Travellers were seekers, on the seas and on the coasts of the earth. Their maps unfold visions of future adventures on sailing and steam ships, but they also evoke memories of past voyages - actual and imagined. They arrange the things of the sea and its coasts in lines, symbols and sketches and in doing so also make the travelling people on the ships visible. Contemporaries as well as those born later read in maps of inquisitive exploration and dynamic boldness, of longings and fantasies, hardships and triumphs.
In four contributions by Wolfgang Struck, Ruth Schilling, Frederic Theis and Florian Tüchert, the new publication "Karten-Reisen" (Map Journeys) sets out a vivid, multi-perspective narrative of personal and collective travel experiences, to barren polar regions and lush jungle coasts, from antiquity to the early 20th century. The volume invites us to read historical sea and coastal maps as testimonies of passionate expeditions, as credentials of tourist ship passages and as instrumentalities of a new order of knowledge. Supplemented by excerpts of poetic and documentary texts, the book is at the same time a literary journey across the mapped sea and develops a vivid panorama of world travel.

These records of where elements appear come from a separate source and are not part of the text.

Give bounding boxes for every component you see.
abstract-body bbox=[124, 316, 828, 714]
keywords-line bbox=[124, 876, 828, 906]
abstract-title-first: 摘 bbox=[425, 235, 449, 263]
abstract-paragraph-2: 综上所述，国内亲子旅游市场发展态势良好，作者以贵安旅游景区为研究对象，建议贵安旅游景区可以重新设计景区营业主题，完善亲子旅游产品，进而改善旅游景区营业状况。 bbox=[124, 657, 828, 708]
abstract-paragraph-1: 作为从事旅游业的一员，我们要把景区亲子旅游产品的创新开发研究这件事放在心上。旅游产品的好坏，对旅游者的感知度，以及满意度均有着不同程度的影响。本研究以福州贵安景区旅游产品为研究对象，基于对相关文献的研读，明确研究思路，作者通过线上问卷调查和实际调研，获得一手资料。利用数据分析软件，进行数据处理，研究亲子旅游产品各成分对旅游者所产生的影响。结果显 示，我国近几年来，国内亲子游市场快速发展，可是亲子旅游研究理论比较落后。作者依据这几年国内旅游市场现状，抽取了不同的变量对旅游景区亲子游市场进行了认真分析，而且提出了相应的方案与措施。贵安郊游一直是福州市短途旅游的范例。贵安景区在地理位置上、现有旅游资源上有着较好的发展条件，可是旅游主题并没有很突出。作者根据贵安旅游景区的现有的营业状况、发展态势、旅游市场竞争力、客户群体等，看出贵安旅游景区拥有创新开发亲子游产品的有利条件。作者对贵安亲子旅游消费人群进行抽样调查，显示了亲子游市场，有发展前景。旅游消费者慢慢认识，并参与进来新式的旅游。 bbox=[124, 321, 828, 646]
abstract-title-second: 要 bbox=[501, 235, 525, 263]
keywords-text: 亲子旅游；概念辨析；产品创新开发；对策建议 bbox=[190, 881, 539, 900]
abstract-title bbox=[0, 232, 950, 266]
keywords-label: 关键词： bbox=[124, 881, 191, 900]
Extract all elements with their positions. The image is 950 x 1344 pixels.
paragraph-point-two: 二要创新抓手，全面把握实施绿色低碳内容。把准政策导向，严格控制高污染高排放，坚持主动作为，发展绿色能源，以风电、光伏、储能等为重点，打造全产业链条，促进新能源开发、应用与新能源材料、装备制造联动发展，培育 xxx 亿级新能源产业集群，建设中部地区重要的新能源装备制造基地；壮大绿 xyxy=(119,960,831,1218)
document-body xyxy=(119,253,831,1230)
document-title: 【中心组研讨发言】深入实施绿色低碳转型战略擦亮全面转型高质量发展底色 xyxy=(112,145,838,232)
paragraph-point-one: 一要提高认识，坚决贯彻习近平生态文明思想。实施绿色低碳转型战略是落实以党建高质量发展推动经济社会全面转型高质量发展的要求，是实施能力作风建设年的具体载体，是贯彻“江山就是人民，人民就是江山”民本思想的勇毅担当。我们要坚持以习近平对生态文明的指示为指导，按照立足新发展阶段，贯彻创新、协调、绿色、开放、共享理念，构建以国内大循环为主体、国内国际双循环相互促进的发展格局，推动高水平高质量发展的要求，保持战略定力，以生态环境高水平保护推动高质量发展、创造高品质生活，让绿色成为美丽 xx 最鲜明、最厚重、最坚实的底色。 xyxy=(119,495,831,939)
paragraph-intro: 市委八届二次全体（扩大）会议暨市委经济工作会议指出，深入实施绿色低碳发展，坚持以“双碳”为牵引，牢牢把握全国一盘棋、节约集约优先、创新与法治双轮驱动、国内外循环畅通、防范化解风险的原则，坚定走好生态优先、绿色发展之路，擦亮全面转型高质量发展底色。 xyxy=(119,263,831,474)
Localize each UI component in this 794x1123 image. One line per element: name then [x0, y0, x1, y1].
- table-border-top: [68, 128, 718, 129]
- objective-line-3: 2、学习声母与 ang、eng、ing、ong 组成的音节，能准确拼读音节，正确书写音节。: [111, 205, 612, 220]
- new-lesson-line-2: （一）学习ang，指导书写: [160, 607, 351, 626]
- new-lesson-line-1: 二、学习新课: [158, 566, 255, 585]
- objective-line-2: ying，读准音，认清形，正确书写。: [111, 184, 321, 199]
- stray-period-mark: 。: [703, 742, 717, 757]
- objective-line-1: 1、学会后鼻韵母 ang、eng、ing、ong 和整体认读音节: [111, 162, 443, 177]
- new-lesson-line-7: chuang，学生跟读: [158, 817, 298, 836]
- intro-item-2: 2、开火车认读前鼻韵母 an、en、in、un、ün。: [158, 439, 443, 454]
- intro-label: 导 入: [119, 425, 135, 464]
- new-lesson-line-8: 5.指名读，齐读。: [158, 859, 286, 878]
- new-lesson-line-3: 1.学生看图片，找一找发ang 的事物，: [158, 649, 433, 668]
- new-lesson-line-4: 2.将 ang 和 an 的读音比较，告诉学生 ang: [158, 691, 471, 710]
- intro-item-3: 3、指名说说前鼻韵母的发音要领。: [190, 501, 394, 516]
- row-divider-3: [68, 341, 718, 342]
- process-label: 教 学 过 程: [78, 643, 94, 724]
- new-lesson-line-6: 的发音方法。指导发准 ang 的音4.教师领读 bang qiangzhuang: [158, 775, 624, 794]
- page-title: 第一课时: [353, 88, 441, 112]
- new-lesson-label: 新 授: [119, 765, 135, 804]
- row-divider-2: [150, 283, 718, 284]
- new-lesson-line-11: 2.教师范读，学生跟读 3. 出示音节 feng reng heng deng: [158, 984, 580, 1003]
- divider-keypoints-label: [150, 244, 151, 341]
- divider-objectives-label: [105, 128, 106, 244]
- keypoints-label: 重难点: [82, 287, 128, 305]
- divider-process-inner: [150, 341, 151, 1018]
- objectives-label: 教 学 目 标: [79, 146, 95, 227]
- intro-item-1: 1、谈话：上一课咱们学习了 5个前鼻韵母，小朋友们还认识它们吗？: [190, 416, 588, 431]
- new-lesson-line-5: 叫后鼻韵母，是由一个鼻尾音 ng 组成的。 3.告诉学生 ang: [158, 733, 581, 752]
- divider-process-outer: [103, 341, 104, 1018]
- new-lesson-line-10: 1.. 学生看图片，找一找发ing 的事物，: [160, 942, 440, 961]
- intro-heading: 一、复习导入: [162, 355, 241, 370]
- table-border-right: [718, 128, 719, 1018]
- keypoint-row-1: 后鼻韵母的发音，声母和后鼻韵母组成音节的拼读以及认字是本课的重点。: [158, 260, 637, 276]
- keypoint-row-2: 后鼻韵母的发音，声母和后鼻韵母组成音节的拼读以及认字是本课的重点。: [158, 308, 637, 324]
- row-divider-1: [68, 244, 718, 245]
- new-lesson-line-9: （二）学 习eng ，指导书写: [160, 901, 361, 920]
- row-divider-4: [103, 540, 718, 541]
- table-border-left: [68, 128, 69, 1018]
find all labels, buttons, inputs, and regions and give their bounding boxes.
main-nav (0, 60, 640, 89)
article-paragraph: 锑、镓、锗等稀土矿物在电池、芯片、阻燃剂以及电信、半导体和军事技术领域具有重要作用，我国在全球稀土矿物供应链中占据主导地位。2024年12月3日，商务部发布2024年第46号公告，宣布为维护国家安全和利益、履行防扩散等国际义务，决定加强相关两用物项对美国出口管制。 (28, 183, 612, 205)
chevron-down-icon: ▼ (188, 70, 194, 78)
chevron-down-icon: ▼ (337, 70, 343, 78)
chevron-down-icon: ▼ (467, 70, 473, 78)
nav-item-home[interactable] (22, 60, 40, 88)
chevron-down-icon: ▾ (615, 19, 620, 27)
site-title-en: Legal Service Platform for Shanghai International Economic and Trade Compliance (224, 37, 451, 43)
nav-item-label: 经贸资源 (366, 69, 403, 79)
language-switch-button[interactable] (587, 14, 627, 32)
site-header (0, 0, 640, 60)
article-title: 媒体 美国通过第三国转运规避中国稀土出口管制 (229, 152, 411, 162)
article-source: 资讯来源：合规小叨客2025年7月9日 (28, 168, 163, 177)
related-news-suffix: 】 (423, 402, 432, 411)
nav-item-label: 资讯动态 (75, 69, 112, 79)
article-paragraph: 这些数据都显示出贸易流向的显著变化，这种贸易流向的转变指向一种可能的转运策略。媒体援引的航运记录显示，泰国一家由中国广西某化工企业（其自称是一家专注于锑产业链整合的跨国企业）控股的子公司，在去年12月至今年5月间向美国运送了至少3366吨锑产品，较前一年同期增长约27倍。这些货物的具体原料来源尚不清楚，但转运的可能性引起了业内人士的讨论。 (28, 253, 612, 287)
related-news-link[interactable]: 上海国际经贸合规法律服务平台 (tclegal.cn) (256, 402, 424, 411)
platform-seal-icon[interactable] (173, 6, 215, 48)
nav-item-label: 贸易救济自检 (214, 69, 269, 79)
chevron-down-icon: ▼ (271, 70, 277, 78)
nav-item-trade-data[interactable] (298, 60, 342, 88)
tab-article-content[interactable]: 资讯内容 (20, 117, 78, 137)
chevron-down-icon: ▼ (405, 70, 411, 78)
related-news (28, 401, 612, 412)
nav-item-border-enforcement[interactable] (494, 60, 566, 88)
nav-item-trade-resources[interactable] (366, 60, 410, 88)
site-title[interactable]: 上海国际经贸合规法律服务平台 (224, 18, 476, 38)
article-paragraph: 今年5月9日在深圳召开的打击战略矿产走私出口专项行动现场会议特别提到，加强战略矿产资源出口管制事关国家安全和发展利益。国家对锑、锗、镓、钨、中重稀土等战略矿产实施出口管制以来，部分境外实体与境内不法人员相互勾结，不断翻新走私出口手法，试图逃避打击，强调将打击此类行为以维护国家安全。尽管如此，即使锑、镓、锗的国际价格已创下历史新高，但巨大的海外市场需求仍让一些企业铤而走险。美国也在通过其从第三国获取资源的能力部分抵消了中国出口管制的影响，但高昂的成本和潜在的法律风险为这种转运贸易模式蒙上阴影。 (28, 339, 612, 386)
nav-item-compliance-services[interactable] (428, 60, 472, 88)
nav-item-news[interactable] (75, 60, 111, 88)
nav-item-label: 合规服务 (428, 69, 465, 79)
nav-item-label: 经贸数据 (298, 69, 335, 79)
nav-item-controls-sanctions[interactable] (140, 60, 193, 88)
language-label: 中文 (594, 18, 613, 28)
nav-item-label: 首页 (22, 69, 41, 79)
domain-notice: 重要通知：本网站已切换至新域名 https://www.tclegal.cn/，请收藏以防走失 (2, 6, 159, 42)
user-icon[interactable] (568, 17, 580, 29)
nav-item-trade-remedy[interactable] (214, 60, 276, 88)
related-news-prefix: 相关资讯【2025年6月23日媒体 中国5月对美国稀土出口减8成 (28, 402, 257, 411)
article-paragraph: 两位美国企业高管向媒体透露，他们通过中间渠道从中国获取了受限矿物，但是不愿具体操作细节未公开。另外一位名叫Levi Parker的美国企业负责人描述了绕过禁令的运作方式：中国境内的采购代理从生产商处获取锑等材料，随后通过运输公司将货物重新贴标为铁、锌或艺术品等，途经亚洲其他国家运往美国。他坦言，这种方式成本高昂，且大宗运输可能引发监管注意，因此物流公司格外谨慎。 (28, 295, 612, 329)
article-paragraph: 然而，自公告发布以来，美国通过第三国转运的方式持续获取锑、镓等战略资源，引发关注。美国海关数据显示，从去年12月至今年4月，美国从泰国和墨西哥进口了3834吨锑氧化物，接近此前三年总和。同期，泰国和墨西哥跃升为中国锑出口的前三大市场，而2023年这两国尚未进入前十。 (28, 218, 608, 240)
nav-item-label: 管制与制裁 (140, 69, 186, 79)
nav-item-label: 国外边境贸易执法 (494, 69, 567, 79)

At the same time, the book accompanies the digital exhibition "Karten Wissen Meer: Globalisierung vom Wasser aus" (Maps Knowledge of the Sea: Globalisation from the Water), which will be on display in the digital exhibition portal Gotha from 29 November 2021. There, exhibits from the Perthes Gotha Collection and the map collection of the German Maritime Museum will illustrate how sea and ocean maps became media of globalisation at the turn of the 19th century.